When we pulled up to the meeting spot there were already three or four trucks there. Headlights cutting through the dark. Dog boxes rattling. Men leaning against tailgates with their collars turned up against the cold.
And the talking.
Men talking before a hunt is something special. Stories floating through the dark. Laughing. Arguing about dogs. Swearing their hound struck first the night before. Somebody always telling about the one that got away.
I stayed close to Daddy at first, mostly listening.
One of the men—old Mr. Carl I think it was—looked down at me and grinned through his beard.
“Well look here,” he said. “Boy’s getting big enough to hunt with us now.”
Another man reached into the back of his truck and came back holding a small metal cup.
“You ever had coffee, son?”
I hadn’t, but I nodded anyway.
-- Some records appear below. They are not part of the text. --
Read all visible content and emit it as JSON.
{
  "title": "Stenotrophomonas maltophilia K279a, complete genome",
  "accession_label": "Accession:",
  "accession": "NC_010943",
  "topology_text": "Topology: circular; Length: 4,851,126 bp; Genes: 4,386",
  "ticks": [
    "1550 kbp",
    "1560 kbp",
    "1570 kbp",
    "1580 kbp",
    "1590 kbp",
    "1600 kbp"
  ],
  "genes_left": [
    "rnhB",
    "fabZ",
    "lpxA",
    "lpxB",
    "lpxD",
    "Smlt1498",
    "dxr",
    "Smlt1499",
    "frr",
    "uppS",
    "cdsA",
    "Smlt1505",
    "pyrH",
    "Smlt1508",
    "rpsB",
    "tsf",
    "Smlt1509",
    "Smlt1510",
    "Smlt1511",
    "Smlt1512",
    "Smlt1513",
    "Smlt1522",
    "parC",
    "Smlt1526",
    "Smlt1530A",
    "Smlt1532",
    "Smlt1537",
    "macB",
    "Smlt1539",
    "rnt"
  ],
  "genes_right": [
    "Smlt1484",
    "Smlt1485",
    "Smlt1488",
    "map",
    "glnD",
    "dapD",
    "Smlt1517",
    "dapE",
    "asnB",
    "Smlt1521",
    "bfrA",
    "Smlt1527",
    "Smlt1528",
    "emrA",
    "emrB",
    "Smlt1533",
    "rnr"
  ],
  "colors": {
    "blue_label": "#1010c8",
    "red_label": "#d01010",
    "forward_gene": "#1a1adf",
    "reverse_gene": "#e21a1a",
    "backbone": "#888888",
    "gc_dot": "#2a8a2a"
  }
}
I wanted to seem older than I was.
He poured a little from a blackened thermos and handed it to me. Steam rolled out into the cold air. I took a careful sip.
It was awful.
Bitter as anything I’d ever tasted.
The men laughed when they saw my face twist up.
“Put a little hair on your chest,” one of them said.
I didn’t know what that meant, but I took another sip anyway just to prove I could.
While they talked, the dogs started getting wound up. Hounds barking inside the boxes. Chains rattling. The sound of excitement building like a storm rolling in.
That’s when the woods started to feel different.
When you’re a kid standing in the dark, surrounded by trees that seem taller than they do in daylight, your mind starts to wander. Every branch snapping somewhere out there sounds bigger than it probably is.
I remember staring into the black timber beyond the trucks and thinking about the stories I’d heard. About creatures that lived deep in the woods. Big things nobody ever really saw clear.
I leaned over toward Daddy.
“Do you think Bigfoot lives out there?”
He looked down at me and tried not to smile.
“No son,” he said. “Ain’t nothing out there but raccoons and deer.”
But the way the wind moved through the trees made the woods creak and whisper. Shadows shifted where the headlights didn’t quite reach.
For a while I wasn’t entirely convinced.
Then the tailgates slammed shut.
Dog box doors opened.
And suddenly the woods exploded with hounds.
Deep bawls rolled through the timber as the dogs struck out down the hollow. Ranger’s young voice mixed in with the older dogs, not as strong yet, but trying hard to keep up.
The men snapped on their lights and started down the trail, boots crunching leaves.
Daddy looked back at me.
“You coming?”
I nodded and hurried after them.
And just like that, the woods didn’t seem quite so scary anymore. Because wherever monsters might have been hiding, they’d have to get through a pack of coonhounds first.
And that, I figured, was about the safest place a little boy could be.